Have heard maybe a German bank was doing something like this, but havent come across other examples
I'd pay good money for that alone..
Shouldn't that be rupees?
So they furloughed a huge number of US employees so they could give non-productive eggheads money to come up with something IBM bigwigs can fatten their purses with. Too bad IBM has no clue how to do modern software or hardware development so they will just ruin whatever they come up with like thy do with every company they acquire. A slowly dying dinosaur, it should be put out of it's and our misery.
I had assumed that I was going to read about an internal system IBM uses to determine which projects to pursue, that operates similar to "Kickstarter" but where the donors offer their professional services as employees of IBM toward projects proposed by various members of various departments.
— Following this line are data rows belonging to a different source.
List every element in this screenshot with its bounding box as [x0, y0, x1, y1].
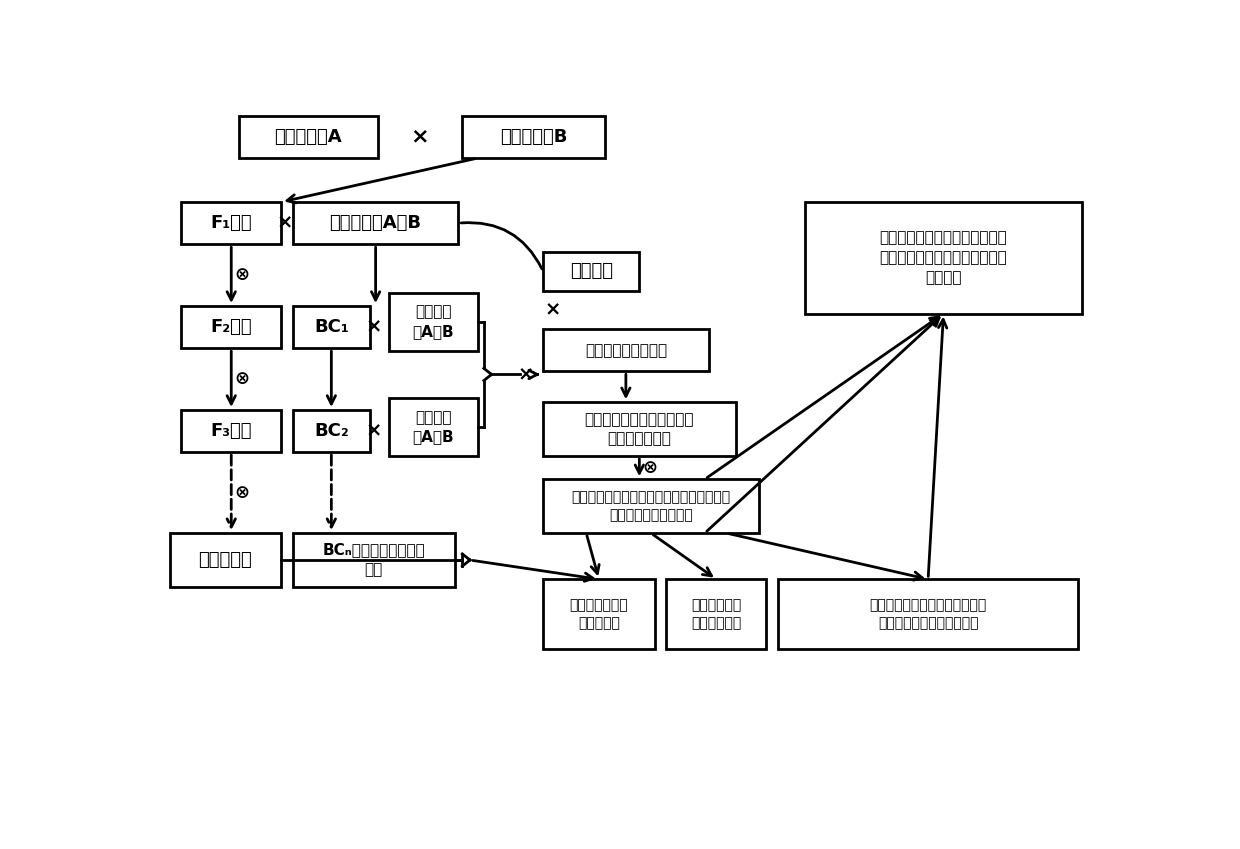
- Text: F₂植株: F₂植株: [211, 318, 252, 336]
- Text: ⊗: ⊗: [234, 370, 249, 388]
- Text: 全可育：测交父
本为恢复系: 全可育：测交父 本为恢复系: [569, 598, 629, 630]
- Text: ×: ×: [366, 318, 382, 336]
- Bar: [463, 115, 605, 158]
- Text: ×: ×: [544, 301, 560, 319]
- Text: BC₂: BC₂: [314, 422, 348, 440]
- Bar: [389, 293, 477, 351]
- Bar: [543, 402, 735, 456]
- Bar: [543, 479, 759, 533]
- Text: 人工授粉: 人工授粉: [569, 262, 613, 280]
- Text: BC₁: BC₁: [314, 318, 348, 336]
- Text: ×: ×: [410, 127, 429, 147]
- Text: 油菜双单倍体诱导系: 油菜双单倍体诱导系: [585, 343, 667, 357]
- Bar: [293, 202, 459, 245]
- Text: 非稳定品系: 非稳定品系: [198, 551, 253, 569]
- Text: 甘蓝型油
菜A或B: 甘蓝型油 菜A或B: [413, 304, 454, 339]
- Text: ⊗: ⊗: [642, 458, 657, 476]
- Text: 甘蓝型油
菜A或B: 甘蓝型油 菜A或B: [413, 410, 454, 445]
- Text: BCₙ回交多代，非稳定
品系: BCₙ回交多代，非稳定 品系: [322, 543, 425, 577]
- Bar: [543, 579, 655, 649]
- Text: ×: ×: [277, 214, 294, 233]
- Text: 甘蓝型油菜B: 甘蓝型油菜B: [500, 128, 567, 146]
- Bar: [239, 115, 377, 158]
- Text: 全不育：测交
父本为保持系: 全不育：测交 父本为保持系: [691, 598, 742, 630]
- Bar: [293, 410, 370, 453]
- Bar: [777, 579, 1079, 649]
- Bar: [543, 329, 708, 371]
- Bar: [389, 398, 477, 456]
- Bar: [805, 202, 1083, 313]
- Text: 稳定株系的产量、品质、抗性、
丰产性测试通过后认定或审定为
常规品种: 稳定株系的产量、品质、抗性、 丰产性测试通过后认定或审定为 常规品种: [879, 231, 1007, 285]
- Text: F₃植株: F₃植株: [211, 422, 252, 440]
- Text: 诱导后代单株，选择育性正
常、四倍体单株: 诱导后代单株，选择育性正 常、四倍体单株: [584, 412, 694, 447]
- Bar: [293, 306, 370, 348]
- Bar: [293, 533, 455, 587]
- Text: 甘蓝型油菜A或B: 甘蓝型油菜A或B: [330, 214, 422, 232]
- Text: 半不育：测交父本为不保不保，
淘汰或进行新一轮杂交选育: 半不育：测交父本为不保不保， 淘汰或进行新一轮杂交选育: [869, 598, 987, 630]
- Text: ⊗: ⊗: [234, 266, 249, 284]
- Bar: [170, 533, 281, 587]
- Bar: [666, 579, 766, 649]
- Text: ⊗: ⊗: [234, 484, 249, 502]
- Text: F₁植株: F₁植株: [211, 214, 252, 232]
- Bar: [181, 410, 281, 453]
- Text: ×: ×: [518, 365, 534, 384]
- Bar: [181, 202, 281, 245]
- Bar: [181, 306, 281, 348]
- Text: ×: ×: [366, 422, 382, 441]
- Bar: [543, 252, 640, 290]
- Text: 诱导后代单株株系，一致性、稳定性鉴定，
稳定系并与不育系测交: 诱导后代单株株系，一致性、稳定性鉴定， 稳定系并与不育系测交: [572, 490, 730, 522]
- Text: 甘蓝型油菜A: 甘蓝型油菜A: [274, 128, 342, 146]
I think a system like that would work if each user had to spend "priority" in some fashion. For instance, you could be doled out 5 priority tags to attach to a particular skill tag which you will in turn offer toward a project that shares or requests the involvement of that skill tag.
You would whore yourself out, 5-4-3-2-1.
Then if the project you tagged with the top priority (5 we'll say) falls through from lack of support, then you will find yourself fulfilling the duties you pledged with the next priority down. And so on down the line until you're a failure because you didn't pick any winners.
Then the successfully "funded" projects would go into overtime, and the people who haven't "found work" would be able to tag themselves onto the second echelon of support, like a reserve or a bullpen, or even (if the project can find use for them) as active participants.
Instead "well uh they gave them all uhh $100, uhhhh, you can buy a car with that, or uhhhhhh a candy bar even!"
"Stratigraphically the origin of agriculture and thermonuclear destruction will appear essentially simultaneous" -- Lee
This is only within IBM Research division if you RTFA. IBM Research puts out some amazing work, but they represent a very small percentage of the total company size. In the example given, it was pilot group of 500 users at the Watson Research site ... 500 / 434,246 employees = 0.115% of the total IBM workforce.
Take the whole IBM utilizing Kickstarter for internal projects with a grain of salt, its definitely limited.
Ah, because the old business model of 'suck the lives out of your employees and then fire them indiscriminately' needed tweaking, then? Interesting.